Thursday, March 6, 2014

Lenten Devotional – Day Two

Q. 2. What rule hath God given to direct us how we may glorify and enjoy him?

A. The Word of God which is contained in the Scriptures of the Old and New Testaments is the only rule to direct us how we may glorify and enjoy him.

“and how from childhood you have known the sacred writings that are able to instruct you for salvation through faith in Christ Jesus. All scripture is inspired by God and is useful for teaching, for reproof, for correction, and for training in righteousness,” (2 Tim. 3:15-17)

“The Bible is alive, it speaks to me; it has feet, it runs after me; it has hands, it lays hold of me.” – Martin Luther

  In the Westminster Shorter Catechism each question and answer builds upon the previous question and answer, giving us a picture of how we are to understand and practice our faith as disciples of Jesus Christ. In sum, the first answer tells us that we are at our most human when we glorify and enjoy God, and the second answer informs us that we need the scriptures contained in the Old and New Testaments to know how to glorify and enjoy God.

lent-cross-2012  Dwight L. Moody, in his Edinburgh crusade, spoke to a large congregation of very young boys and girls. Moody began his sermon with a question: "What is prayer?"

  He wasn't expecting an answer, but the words were no sooner out of his mouth than hands raised all over the hall. The evangelist, stunned into departing from his script, asked one boy for his answer. The young child immediately said this: "Prayer is an offering up of our desires unto God, for things agreeable to his will, in the name of Christ, with confession of our sins and thankful acknowledgment of his mercies." Moody, recognizing that the words were from the Shorter Catechism, declared: "Thank God, my boy, that you were born in Scotland."

  Can anyone imagine such a thing occurring in morning worship today? If asked some question about your faith like "What is prayer," how many of us would have an answer? How many of us would slink down a little further in our pews, hoping that the person next to us would say something?

  Two things must work together within the body of Christ to keep it vital, growing, self-conscious yet selfless. First, we must know our tradition and learn from it. Second, we must know that all our most basic spiritual roots are nourished and strengthened at one source - Scripture. Living as a disciple requires our willingness to follow Jesus who is the living Word, in order, to understand the living word you need to commit yourself to understanding the written Word.

  Westminster Shorter Catechism makes clear from the outset that Scripture is God’s gift to fallen humanity; there is no better place to begin a conversation about God and our lives before God. If Scripture is to change us, if it is to call us into relationship with the God who loves us and forgives us, God himself must open us to its words.

  John Calvin reminds us of the testimony of scripture, “Hence, the highest proof of Scripture is uniformly taken from the character of him whose Word it is.
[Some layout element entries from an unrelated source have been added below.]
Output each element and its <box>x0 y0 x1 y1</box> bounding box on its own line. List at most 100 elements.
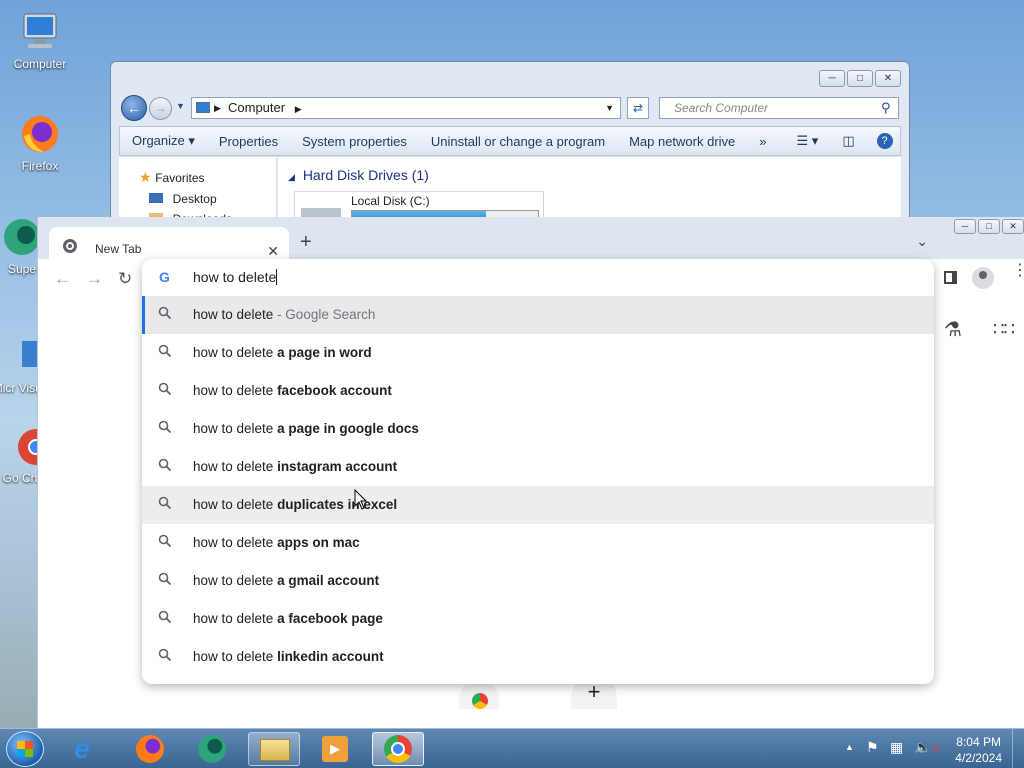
reload-icon[interactable]: ↻ <box>118 269 132 289</box>
omnibox-suggestion[interactable]: how to delete instagram account <box>142 448 934 486</box>
action-center-flag-icon[interactable]: ⚑ <box>866 739 879 756</box>
app-icon <box>198 735 226 763</box>
taskbar-ie[interactable]: e <box>62 732 114 766</box>
suggestion-completion: a facebook page <box>277 611 383 626</box>
properties-button[interactable]: Properties <box>207 134 290 149</box>
omnibox-suggestion[interactable]: how to delete - Google Search <box>142 296 934 334</box>
taskbar-explorer[interactable] <box>248 732 300 766</box>
view-options-icon[interactable]: ☰ ▾ <box>785 133 831 149</box>
suggestion-query: how to delete <box>193 611 278 626</box>
taskbar-chrome[interactable] <box>372 732 424 766</box>
omnibox-suggestion[interactable]: how to delete a page in google docs <box>142 410 934 448</box>
profile-avatar[interactable] <box>972 267 994 289</box>
start-button[interactable] <box>6 731 44 767</box>
close-button[interactable]: ✕ <box>875 70 901 87</box>
recent-pages-icon[interactable]: ▼ <box>176 101 185 111</box>
omnibox-suggestion[interactable]: how to delete a gmail account <box>142 562 934 600</box>
computer-icon <box>18 10 62 54</box>
favorites-item[interactable]: ★ Favorites <box>139 169 205 186</box>
organize-menu[interactable]: Organize ▾ <box>120 133 207 149</box>
refresh-button[interactable]: ⇄ <box>627 97 649 119</box>
close-button[interactable]: ✕ <box>1002 219 1024 234</box>
clock-time: 8:04 PM <box>956 735 1001 749</box>
suggestion-query: how to delete <box>193 307 274 322</box>
preview-pane-icon[interactable]: ◫ <box>830 133 866 149</box>
desktop-label: Desktop <box>172 192 217 206</box>
command-bar: Organize ▾ Properties System properties … <box>119 126 901 156</box>
omnibox-suggestion[interactable]: how to delete a page in word <box>142 334 934 372</box>
chevron-right-icon: ▶ <box>294 104 302 114</box>
suggestion-query: how to delete <box>193 421 278 436</box>
tab-new-tab[interactable]: New Tab ✕ <box>49 227 289 261</box>
omnibox-input[interactable]: G how to delete <box>142 259 934 296</box>
address-bar[interactable]: ▶ Computer ▶ ▼ <box>191 97 621 119</box>
help-icon[interactable]: ? <box>876 133 893 149</box>
computer-small-icon <box>196 102 210 113</box>
more-commands-button[interactable]: » <box>747 134 778 149</box>
clock[interactable]: 8:04 PM 4/2/2024 <box>955 734 1002 766</box>
address-text: Computer <box>228 100 286 115</box>
mouse-cursor-icon <box>354 489 368 510</box>
maximize-button[interactable]: □ <box>978 219 1000 234</box>
minimize-button[interactable]: ─ <box>819 70 845 87</box>
search-icon <box>158 648 172 662</box>
person-icon <box>979 271 987 279</box>
minimize-button[interactable]: ─ <box>954 219 976 234</box>
taskbar-media-player[interactable]: ▶ <box>310 732 362 766</box>
tab-search-icon[interactable]: ⌄ <box>916 233 928 250</box>
desktop-icon-label: Firefox <box>21 159 59 173</box>
suggestion-completion: a gmail account <box>277 573 380 588</box>
search-icon <box>158 496 172 510</box>
show-desktop-button[interactable] <box>1012 729 1024 768</box>
labs-icon[interactable]: ⚗ <box>944 317 962 342</box>
forward-icon[interactable]: → <box>86 269 103 289</box>
desktop-icon-computer[interactable]: Computer <box>0 10 80 71</box>
address-dropdown-icon[interactable]: ▼ <box>605 98 614 118</box>
search-icon <box>158 572 172 586</box>
favorites-label: Favorites <box>155 171 205 185</box>
search-icon <box>158 458 172 472</box>
taskbar-app[interactable] <box>186 732 238 766</box>
omnibox-suggestion[interactable]: how to delete facebook account <box>142 372 934 410</box>
omnibox-suggestion[interactable]: how to delete linkedin account <box>142 638 934 676</box>
section-header[interactable]: ◢ Hard Disk Drives (1) <box>288 167 429 183</box>
suggestion-source: - Google Search <box>273 307 376 322</box>
map-network-drive-button[interactable]: Map network drive <box>617 134 747 149</box>
suggestion-completion: a page in word <box>277 345 372 360</box>
back-icon[interactable]: ← <box>54 269 71 289</box>
side-panel-icon[interactable] <box>944 271 957 284</box>
new-tab-button[interactable]: + <box>300 231 312 254</box>
section-title: Hard Disk Drives (1) <box>302 167 429 183</box>
omnibox-suggestion[interactable]: how to delete a facebook page <box>142 600 934 638</box>
forward-button[interactable]: → <box>149 97 172 120</box>
collapse-icon: ◢ <box>288 172 295 182</box>
chrome-icon <box>472 693 488 709</box>
search-icon[interactable]: ⚲ <box>881 100 891 116</box>
taskbar-firefox[interactable] <box>124 732 176 766</box>
maximize-button[interactable]: □ <box>847 70 873 87</box>
suggestion-completion: a page in google docs <box>277 421 419 436</box>
folder-icon <box>260 739 290 761</box>
taskbar: e ▶ ▲ ⚑ ▦ 🔈✕ 8:04 PM 4/2/2024 <box>0 728 1024 768</box>
back-button[interactable]: ← <box>121 95 147 121</box>
omnibox-suggestion[interactable]: how to delete duplicates in excel <box>142 486 934 524</box>
suggestion-query: how to delete <box>193 383 278 398</box>
clock-date: 4/2/2024 <box>955 751 1002 765</box>
suggestion-query: how to delete <box>193 459 278 474</box>
google-g-icon: G <box>159 269 170 285</box>
omnibox-suggestion[interactable]: how to delete apps on mac <box>142 524 934 562</box>
windows-logo-icon <box>17 741 33 757</box>
search-input[interactable]: Search Computer <box>659 97 899 119</box>
suggestion-completion: duplicates in excel <box>277 497 398 512</box>
show-hidden-icons[interactable]: ▲ <box>845 742 854 752</box>
chrome-icon <box>384 735 412 763</box>
menu-icon[interactable]: ⋮ <box>1012 263 1024 279</box>
uninstall-program-button[interactable]: Uninstall or change a program <box>419 134 617 149</box>
system-properties-button[interactable]: System properties <box>290 134 419 149</box>
desktop-icon-firefox[interactable]: Firefox <box>0 112 80 173</box>
network-icon[interactable]: ▦ <box>890 739 903 756</box>
volume-muted-icon[interactable]: 🔈✕ <box>914 739 940 756</box>
apps-grid-icon[interactable]: ∷∷ <box>993 319 1015 340</box>
desktop-item[interactable]: Desktop <box>149 191 217 206</box>
close-tab-icon[interactable]: ✕ <box>267 243 279 260</box>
The prophets and apostles boast not their own acuteness or any qualities which win credit to speakers, nor do they dwell on reasons; but they appeal to the sacred name of God, in order that the whole world may be compelled to submission. ....”

  “the testimony of the Spirit is superior to reason. For as God alone can properly bear witness to his own words, so these words will not obtain full credit in the hearts of men, until they are sealed by the inward testimony of the Spirit. The same Spirit, therefore, who spoke by the mouth of the prophets, must penetrate our hearts, in order to convince us that they faithfully delivered the message with which they were divinely entrusted.” (Institutes of the Christian Religion, John Calvin, First Book, Chap. 7, Sec. 4)

  A church that listens to Westminster’s internal conversation will refuse to argue about biblical authority and interpretation in the abstract. We will not use the Bible simply to score points for one church agenda or another, nor will we try to end debate with the words, “But the Bible says…” Rather, we will ask again and again how is God calling us in Scripture to glorify and enjoy him forever; we will let the Bible move us to worship and adoration. The Scriptures should guide the church’s life, and its confession of faith should flow from the biblical witness.

  Make the reading of scripture a daily spiritual practice and Lent is a good time to begin. Open yourself to the inward testimony of the Spirit, so God might speak to you within the Word of God.

Today’s Lectionary Readings
Morning Psalm: 119:97-120
Evening Psalm: 63, 99
Deuteronomy 7:6-11
Titus 1:1-16
John 1:29-34

NOTE: Each daily devotional has a list of Lectionary Readings for the day, but these scripture readings are not directly related to the subject of the daily devotional text.